SNP Heritability (h2SNP).
We calculated the proportion of variance in sNfL concentrations explained by our discovery GWAS in BiDirect using the GREML-LDMS (LD- and MAF-stratified GREML) method implemented in GCTA [19,20]. For all autosomal variants with MAF≥0.01 in the imputed dataset, we calculated the 200 kb segment-based LD scores, stratified variants according to LD scores of individual SNPs, computed one genetic relationship matrix for each quartile of the stratified variants, and performed a restricted maximum likelihood analysis using these four matrices. The variance explained was adjusted for the same covariates as the GWAS. SNP heritability from our meta-analysis summary statistics was calculated using LDSC software [21] with LD scores pre-computed in 1KG Reference Panel data, as suggested by the authors.
Screening for associations with clinical variables.

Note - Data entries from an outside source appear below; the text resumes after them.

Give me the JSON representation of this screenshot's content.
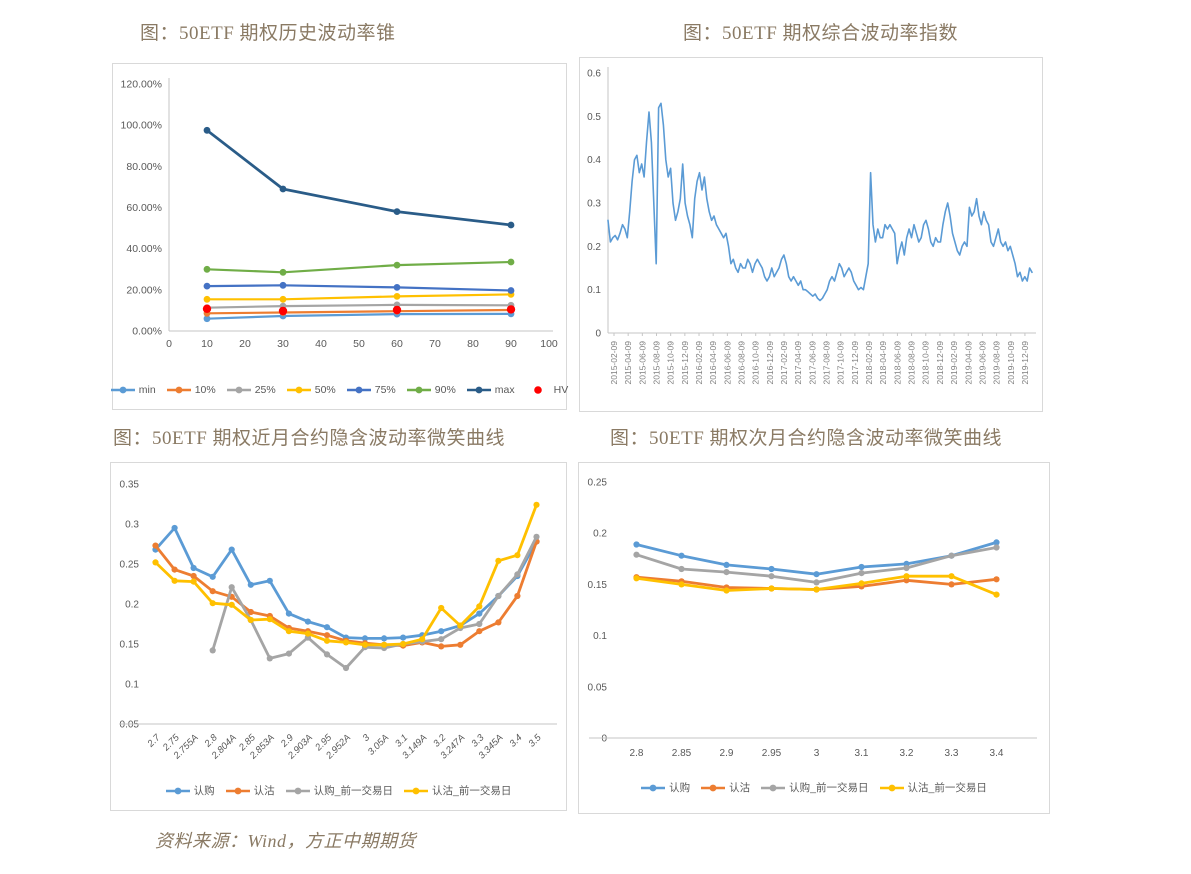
{
  "page": {
    "source_note": "资料来源：Wind，方正中期期货"
  },
  "colors": {
    "title_text": "#8a7a64",
    "axis_text": "#595959",
    "axis_line": "#c6c6c6",
    "box_border": "#d9d9d9",
    "series_light_blue": "#5B9BD5",
    "series_orange": "#ED7D31",
    "series_gray": "#A5A5A5",
    "series_yellow": "#FFC000",
    "series_mid_blue": "#4472C4",
    "series_green": "#70AD47",
    "series_dark_blue": "#2A5C88",
    "series_red": "#FF0000"
  },
  "chart_data": [
    {
      "id": "hv-cone",
      "title": "图：50ETF 期权历史波动率锥",
      "type": "line",
      "x": [
        10,
        30,
        60,
        90
      ],
      "xlim": [
        0,
        100
      ],
      "xticks": [
        0,
        10,
        20,
        30,
        40,
        50,
        60,
        70,
        80,
        90,
        100
      ],
      "ylim": [
        0,
        1.2
      ],
      "ytick_values": [
        0,
        0.2,
        0.4,
        0.6,
        0.8,
        1.0,
        1.2
      ],
      "ytick_labels": [
        "0.00%",
        "20.00%",
        "40.00%",
        "60.00%",
        "80.00%",
        "100.00%",
        "120.00%"
      ],
      "legend_position": "bottom",
      "grid": false,
      "series": [
        {
          "name": "min",
          "color": "#5B9BD5",
          "values": [
            0.06,
            0.073,
            0.082,
            0.083
          ]
        },
        {
          "name": "10%",
          "color": "#ED7D31",
          "values": [
            0.086,
            0.09,
            0.096,
            0.102
          ]
        },
        {
          "name": "25%",
          "color": "#A5A5A5",
          "values": [
            0.113,
            0.121,
            0.127,
            0.125
          ]
        },
        {
          "name": "50%",
          "color": "#FFC000",
          "values": [
            0.154,
            0.154,
            0.168,
            0.178
          ]
        },
        {
          "name": "75%",
          "color": "#4472C4",
          "values": [
            0.218,
            0.222,
            0.212,
            0.197
          ]
        },
        {
          "name": "90%",
          "color": "#70AD47",
          "values": [
            0.3,
            0.285,
            0.32,
            0.335
          ]
        },
        {
          "name": "max",
          "color": "#2A5C88",
          "values": [
            0.975,
            0.69,
            0.58,
            0.515
          ]
        },
        {
          "name": "HV",
          "color": "#FF0000",
          "style": "scatter",
          "values": [
            0.108,
            0.097,
            0.102,
            0.105
          ]
        }
      ]
    },
    {
      "id": "vol-index",
      "title": "图：50ETF 期权综合波动率指数",
      "type": "line",
      "ylim": [
        0,
        0.6
      ],
      "ytick_values": [
        0,
        0.1,
        0.2,
        0.3,
        0.4,
        0.5,
        0.6
      ],
      "ytick_labels": [
        "0",
        "0.1",
        "0.2",
        "0.3",
        "0.4",
        "0.5",
        "0.6"
      ],
      "xtick_labels": [
        "2015-02-09",
        "2015-04-09",
        "2015-06-09",
        "2015-08-09",
        "2015-10-09",
        "2015-12-09",
        "2016-02-09",
        "2016-04-09",
        "2016-06-09",
        "2016-08-09",
        "2016-10-09",
        "2016-12-09",
        "2017-02-09",
        "2017-04-09",
        "2017-06-09",
        "2017-08-09",
        "2017-10-09",
        "2017-12-09",
        "2018-02-09",
        "2018-04-09",
        "2018-06-09",
        "2018-08-09",
        "2018-10-09",
        "2018-12-09",
        "2019-02-09",
        "2019-04-09",
        "2019-06-09",
        "2019-08-09",
        "2019-10-09",
        "2019-12-09"
      ],
      "legend_position": "none",
      "grid": false,
      "series": [
        {
          "name": "综合波动率指数",
          "color": "#5B9BD5",
          "values": [
            0.26,
            0.21,
            0.22,
            0.225,
            0.215,
            0.23,
            0.25,
            0.24,
            0.22,
            0.28,
            0.35,
            0.4,
            0.41,
            0.37,
            0.39,
            0.36,
            0.44,
            0.51,
            0.44,
            0.3,
            0.16,
            0.52,
            0.53,
            0.48,
            0.4,
            0.36,
            0.38,
            0.3,
            0.26,
            0.28,
            0.31,
            0.39,
            0.3,
            0.27,
            0.25,
            0.22,
            0.31,
            0.35,
            0.37,
            0.33,
            0.36,
            0.31,
            0.28,
            0.26,
            0.27,
            0.25,
            0.24,
            0.23,
            0.22,
            0.23,
            0.2,
            0.16,
            0.17,
            0.15,
            0.14,
            0.16,
            0.15,
            0.15,
            0.17,
            0.16,
            0.14,
            0.16,
            0.17,
            0.16,
            0.15,
            0.13,
            0.12,
            0.13,
            0.15,
            0.13,
            0.14,
            0.15,
            0.17,
            0.18,
            0.16,
            0.13,
            0.12,
            0.13,
            0.12,
            0.11,
            0.12,
            0.1,
            0.1,
            0.095,
            0.09,
            0.085,
            0.09,
            0.08,
            0.075,
            0.08,
            0.09,
            0.1,
            0.12,
            0.13,
            0.12,
            0.14,
            0.16,
            0.15,
            0.13,
            0.14,
            0.15,
            0.14,
            0.12,
            0.11,
            0.1,
            0.105,
            0.1,
            0.13,
            0.16,
            0.37,
            0.25,
            0.21,
            0.24,
            0.22,
            0.22,
            0.25,
            0.24,
            0.25,
            0.24,
            0.23,
            0.16,
            0.19,
            0.21,
            0.18,
            0.22,
            0.24,
            0.22,
            0.25,
            0.23,
            0.21,
            0.22,
            0.25,
            0.26,
            0.24,
            0.21,
            0.2,
            0.22,
            0.21,
            0.21,
            0.25,
            0.28,
            0.3,
            0.27,
            0.23,
            0.21,
            0.19,
            0.18,
            0.2,
            0.21,
            0.2,
            0.29,
            0.27,
            0.28,
            0.31,
            0.27,
            0.25,
            0.28,
            0.26,
            0.25,
            0.21,
            0.2,
            0.22,
            0.24,
            0.21,
            0.2,
            0.21,
            0.19,
            0.2,
            0.18,
            0.16,
            0.13,
            0.14,
            0.12,
            0.13,
            0.12,
            0.15,
            0.14
          ]
        }
      ]
    },
    {
      "id": "near-smile",
      "title": "图：50ETF 期权近月合约隐含波动率微笑曲线",
      "type": "line",
      "categories": [
        "2.7",
        "2.75",
        "2.755A",
        "2.8",
        "2.804A",
        "2.85",
        "2.853A",
        "2.9",
        "2.903A",
        "2.95",
        "2.952A",
        "3",
        "3.05A",
        "3.1",
        "3.149A",
        "3.2",
        "3.247A",
        "3.3",
        "3.345A",
        "3.4",
        "3.5"
      ],
      "ylim": [
        0.05,
        0.35
      ],
      "ytick_values": [
        0.05,
        0.1,
        0.15,
        0.2,
        0.25,
        0.3,
        0.35
      ],
      "ytick_labels": [
        "0.05",
        "0.1",
        "0.15",
        "0.2",
        "0.25",
        "0.3",
        "0.35"
      ],
      "legend_position": "bottom",
      "grid": false,
      "series": [
        {
          "name": "认购",
          "color": "#5B9BD5",
          "values": [
            0.268,
            0.295,
            0.245,
            0.234,
            0.268,
            0.224,
            0.229,
            0.188,
            0.178,
            0.171,
            0.158,
            0.157,
            0.157,
            0.158,
            0.161,
            0.166,
            0.173,
            0.188,
            0.21,
            0.235,
            0.278
          ]
        },
        {
          "name": "认沽",
          "color": "#ED7D31",
          "values": [
            0.273,
            0.243,
            0.235,
            0.216,
            0.209,
            0.19,
            0.185,
            0.17,
            0.166,
            0.161,
            0.154,
            0.151,
            0.149,
            0.148,
            0.152,
            0.147,
            0.149,
            0.166,
            0.177,
            0.21,
            0.278
          ]
        },
        {
          "name": "认购_前一交易日",
          "color": "#A5A5A5",
          "values": [
            null,
            null,
            null,
            0.142,
            0.221,
            0.18,
            0.132,
            0.138,
            0.158,
            0.137,
            0.12,
            0.146,
            0.145,
            0.15,
            0.153,
            0.156,
            0.17,
            0.175,
            0.21,
            0.237,
            0.284
          ]
        },
        {
          "name": "认沽_前一交易日",
          "color": "#FFC000",
          "values": [
            0.252,
            0.229,
            0.228,
            0.201,
            0.199,
            0.18,
            0.181,
            0.166,
            0.163,
            0.154,
            0.152,
            0.149,
            0.149,
            0.15,
            0.156,
            0.195,
            0.173,
            0.197,
            0.254,
            0.261,
            0.324
          ]
        }
      ]
    },
    {
      "id": "next-smile",
      "title": "图：50ETF 期权次月合约隐含波动率微笑曲线",
      "type": "line",
      "categories": [
        "2.8",
        "2.85",
        "2.9",
        "2.95",
        "3",
        "3.1",
        "3.2",
        "3.3",
        "3.4"
      ],
      "ylim": [
        0,
        0.25
      ],
      "ytick_values": [
        0,
        0.05,
        0.1,
        0.15,
        0.2,
        0.25
      ],
      "ytick_labels": [
        "0",
        "0.05",
        "0.1",
        "0.15",
        "0.2",
        "0.25"
      ],
      "legend_position": "bottom",
      "grid": false,
      "series": [
        {
          "name": "认购",
          "color": "#5B9BD5",
          "values": [
            0.189,
            0.178,
            0.169,
            0.165,
            0.16,
            0.167,
            0.17,
            0.178,
            0.191
          ]
        },
        {
          "name": "认沽",
          "color": "#ED7D31",
          "values": [
            0.157,
            0.153,
            0.147,
            0.146,
            0.145,
            0.148,
            0.154,
            0.15,
            0.155
          ]
        },
        {
          "name": "认购_前一交易日",
          "color": "#A5A5A5",
          "values": [
            0.179,
            0.165,
            0.162,
            0.158,
            0.152,
            0.161,
            0.166,
            0.178,
            0.186
          ]
        },
        {
          "name": "认沽_前一交易日",
          "color": "#FFC000",
          "values": [
            0.156,
            0.15,
            0.144,
            0.146,
            0.145,
            0.151,
            0.158,
            0.158,
            0.14
          ]
        }
      ]
    }
  ]
}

For the lead variant of each loci resulting from our meta-analysis, we performed genotype-specific comparisons in BiDirect participants using an ANCOVA model adjusted for age. Moreover, for all variants within meta-analysis loci, we tested for associations with the same set of clinical variables used in the correlation analyses. These association tests were performed in the same manner as for baseline sNfL. For these analyses, p<0.05 values were considered suggestive of statistical associations.